Rising prices, low inventory among topics discussed at 3rd Annual VCU Spring Housing Forum
By: Sarah Murphy
The VCU Kornblau Real Estate Program’s 3rd annual Spring Housing Forum brought together a range of panel guests from different sectors of residential real estate to share their thoughts and observations on the housing market today in Central Virginia.
The webinar, hosted on Thursday, April 13, 2023, saw more than 600 people in attendance and was moderated by Jim Napier, president of Napier Realtors.
Panel guests included Dawn Bradley, managing broker at Long & Foster; Jovan Burton, executive director at the Partnership for Housing Affordability; Brian Haug, executive vice president, chief retail production officer at Prosperity Home Mortgage; Ryan Price, chief economist at Virginia REALTORS®; and Todd Rogers, owner of Hometown Realty.
Each panelist gave a brief presentation covering their area of expertise, beginning with Ryan Price, who covered the status of the economy and housing marketing. Given factors such as supply issues, high inflation and a tight labor market, Price suggests that 2023 will be a period of resetting expectations for home buyers.
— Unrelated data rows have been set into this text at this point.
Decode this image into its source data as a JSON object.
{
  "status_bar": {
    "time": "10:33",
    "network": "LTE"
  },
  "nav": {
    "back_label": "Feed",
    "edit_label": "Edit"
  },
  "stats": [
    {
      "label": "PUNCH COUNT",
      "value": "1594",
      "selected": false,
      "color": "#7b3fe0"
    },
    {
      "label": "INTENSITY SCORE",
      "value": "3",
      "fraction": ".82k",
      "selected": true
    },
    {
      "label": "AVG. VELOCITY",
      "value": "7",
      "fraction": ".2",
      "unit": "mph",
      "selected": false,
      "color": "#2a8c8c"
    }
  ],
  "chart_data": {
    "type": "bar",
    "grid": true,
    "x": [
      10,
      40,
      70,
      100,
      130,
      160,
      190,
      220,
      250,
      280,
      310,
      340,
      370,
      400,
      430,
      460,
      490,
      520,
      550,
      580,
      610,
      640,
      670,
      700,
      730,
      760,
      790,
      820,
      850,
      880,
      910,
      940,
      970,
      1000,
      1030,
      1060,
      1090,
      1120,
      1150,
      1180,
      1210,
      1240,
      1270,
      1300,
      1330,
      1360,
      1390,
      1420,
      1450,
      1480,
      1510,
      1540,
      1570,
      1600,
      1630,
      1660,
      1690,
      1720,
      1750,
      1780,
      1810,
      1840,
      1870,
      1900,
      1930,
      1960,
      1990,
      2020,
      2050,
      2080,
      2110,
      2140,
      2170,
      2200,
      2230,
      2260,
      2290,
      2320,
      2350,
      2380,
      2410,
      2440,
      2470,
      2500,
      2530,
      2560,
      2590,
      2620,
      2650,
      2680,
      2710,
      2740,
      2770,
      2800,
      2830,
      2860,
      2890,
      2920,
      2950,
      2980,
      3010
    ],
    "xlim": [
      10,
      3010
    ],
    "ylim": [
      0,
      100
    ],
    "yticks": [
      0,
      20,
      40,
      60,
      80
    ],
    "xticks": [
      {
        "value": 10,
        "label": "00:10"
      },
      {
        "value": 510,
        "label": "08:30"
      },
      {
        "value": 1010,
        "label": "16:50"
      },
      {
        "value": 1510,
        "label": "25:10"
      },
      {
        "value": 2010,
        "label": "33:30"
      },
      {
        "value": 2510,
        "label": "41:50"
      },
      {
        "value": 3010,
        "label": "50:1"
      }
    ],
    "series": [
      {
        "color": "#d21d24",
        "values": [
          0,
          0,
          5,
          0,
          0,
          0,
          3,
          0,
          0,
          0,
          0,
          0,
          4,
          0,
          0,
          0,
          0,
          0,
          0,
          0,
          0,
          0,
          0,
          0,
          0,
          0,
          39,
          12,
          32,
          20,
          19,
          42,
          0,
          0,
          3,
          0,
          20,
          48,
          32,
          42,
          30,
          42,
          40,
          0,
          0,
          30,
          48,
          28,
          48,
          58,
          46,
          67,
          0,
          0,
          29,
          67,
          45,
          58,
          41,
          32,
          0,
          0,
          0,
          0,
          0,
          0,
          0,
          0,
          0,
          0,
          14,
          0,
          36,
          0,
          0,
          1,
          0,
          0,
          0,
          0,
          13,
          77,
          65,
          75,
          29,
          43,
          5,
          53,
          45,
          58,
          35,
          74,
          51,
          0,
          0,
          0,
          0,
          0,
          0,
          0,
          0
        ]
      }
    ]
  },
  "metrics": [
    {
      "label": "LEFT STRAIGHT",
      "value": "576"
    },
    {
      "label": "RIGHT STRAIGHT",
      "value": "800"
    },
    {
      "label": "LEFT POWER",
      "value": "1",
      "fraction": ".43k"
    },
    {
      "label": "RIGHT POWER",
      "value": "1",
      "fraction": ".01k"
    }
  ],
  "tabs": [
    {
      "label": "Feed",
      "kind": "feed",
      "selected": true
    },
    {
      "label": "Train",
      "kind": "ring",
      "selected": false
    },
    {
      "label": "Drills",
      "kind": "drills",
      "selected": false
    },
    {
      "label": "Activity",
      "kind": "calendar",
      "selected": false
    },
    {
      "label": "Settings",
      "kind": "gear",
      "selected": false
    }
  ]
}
“We’re recalibrating what buyers are looking for in a home, changing the search criteria, looking at different locations,” said Price. Overall, Price shared that while home sales are slowing down across Virginia, prices are still climbing. Virginia has seen a 32% price increase in homes since 2018.
Brian Haug contributed to Price’s presentation, saying there is a lot of fear and hesitation in the market today.
“Younger generations especially are asking themselves, ‘what’s going to happen if I buy today?’” said Haug. “They budgeted for that 3% rate, and now all of a sudden they have to come to terms with 6%. It’s our job to give buyers the education and confidence they need.”
Dawn Bradley shared hyper-local data from Central Virginia that showed home listings trending down, pending sales trending down and closing sales down, though average sale prices continue to be steady. She attributes it all to three components: home value, lack of inventory and mortgage rates.
“2022 is the first year since 2011 that sales did not exceed the year before,” said Bradley. “You think about folks who might be selling high, but then have to turn around and purchase high. This is something to think about.”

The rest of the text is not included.